When teasing occurs, two or more people act together in a way that seems fun and funny to everyone involved (Hazelden Foundation, 2013). In contrast, bullying occurs when a person is exposed to negative behaviors from others repeatedly over time, and the person is not able to defend him or herself. The bully has more power and strength than the victim (Hazelden Foundation, 2013). This has been stated as one of the reasons students bully; another reason is finding a certain amount of satisfaction in hurting others.
There are several different types of bullying, which include the following: name calling, false rumors, social exclusion, hitting, kicking, spitting, stealing or damaging materials, being forced to do something they don’t want to, racial and sexual comments (National Mental Health Association, 2002), or comments via text, email, online. With cyber bullying, the bully can be anonymous, can do this anytime of day, and has a much larger audience to make comments to others about the victim than in the school setting (Hazelden Foundation, 2013).
For parents of children who may be victims of bullying, there are recommendations for handling this type of situation. First, is not to downplay the existence of bullying in their child’s school (Hazelden Foundation, 2013). The parents need to express to their child, that they take bullying situations very seriously and will address what has occurred with the school staff. Common signs of bullying that parents can watch out for are the following: torn, damaged clothing, unexplained cuts or bruises, fear of going to and doing poorly in school, isolated from others, complain of physical ailments, sleep and appetite loss.

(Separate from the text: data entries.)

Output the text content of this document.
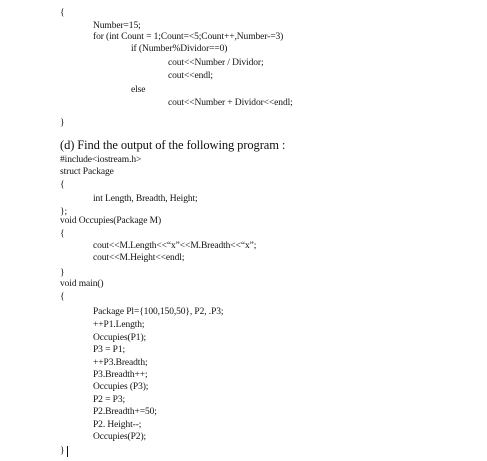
{
Number=15;
for (int Count = 1;Count=<5;Count++,Number-=3)
if (Number%Dividor==0)
cout<<Number / Dividor;
cout<<endl;
else
cout<<Number + Dividor<<endl;
}
(d) Find the output of the following program :
#include<iostream.h>
struct Package
{
int Length, Breadth, Height;
};
void Occupies(Package M)
{
cout<<M.Length<<“x”<<M.Breadth<<“x”;
cout<<M.Height<<endl;
}
void main()
{
Package Pl={100,150,50}, P2, .P3;
++P1.Length;
Occupies(P1);
P3 = P1;
++P3.Breadth;
P3.Breadth++;
Occupies (P3);
P2 = P3;
P2.Breadth+=50;
P2. Height--;
Occupies(P2);
}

In the school setting, school professionals need to give out the message that it is “uncool” to bully, but it is “cool” to help out those students who are being bullied. (Harris Interactive, Inc. and GLSEN, 2005, Hazelden Foundation, 2013). According to the Hazelden Foundation Bullying Prevention Program (2013), there is a bullying circle that forms around the student that is the victim, which includes, the bully or leader in the group, followers or henchman, supporters of the bullying who watch what is occurring, disengaged onlookers, who notice what is happening, but do not become involved, possible defenders of the victim, and students who actually defend the victim. School staff are encouraged to watch for bullying in the different areas of the school, to administer consequences to those students who bully, and to give positive feedback to those students who defend the victims. Teachers are encouraged to hold a community meeting once a week during class time to discuss bullying, and different related school student topics (Hazelden Foundation, 2013). Students may also engage in art therapy and create artwork during this meeting, which helps them to express what they can’t put into words. Students’ artwork has centered on themes of aggression, social isolation and stereotypes.
Harris Interactive, Inc. and GLSEN, 2005. From Teasing to Torment: School Climate in America, A Survey of Students and Teachers. New York: GLSEN. This report can be accessed at www.glsen.org/binary-data/GLSEN_ATTACHMENTS/file/585-1.pdf
Hazelden Foundation (2013). http://www.violencepreventionworks.org/public/recognizing_bullying.page.
National Mental Health Association. 2002. “Bullying in Schools: Harassment Puts Gay Youth at Risk.” This article can be accessed at www.nmha.org/go/information/get-info/children-s-mental-health/bullying-and gay youth.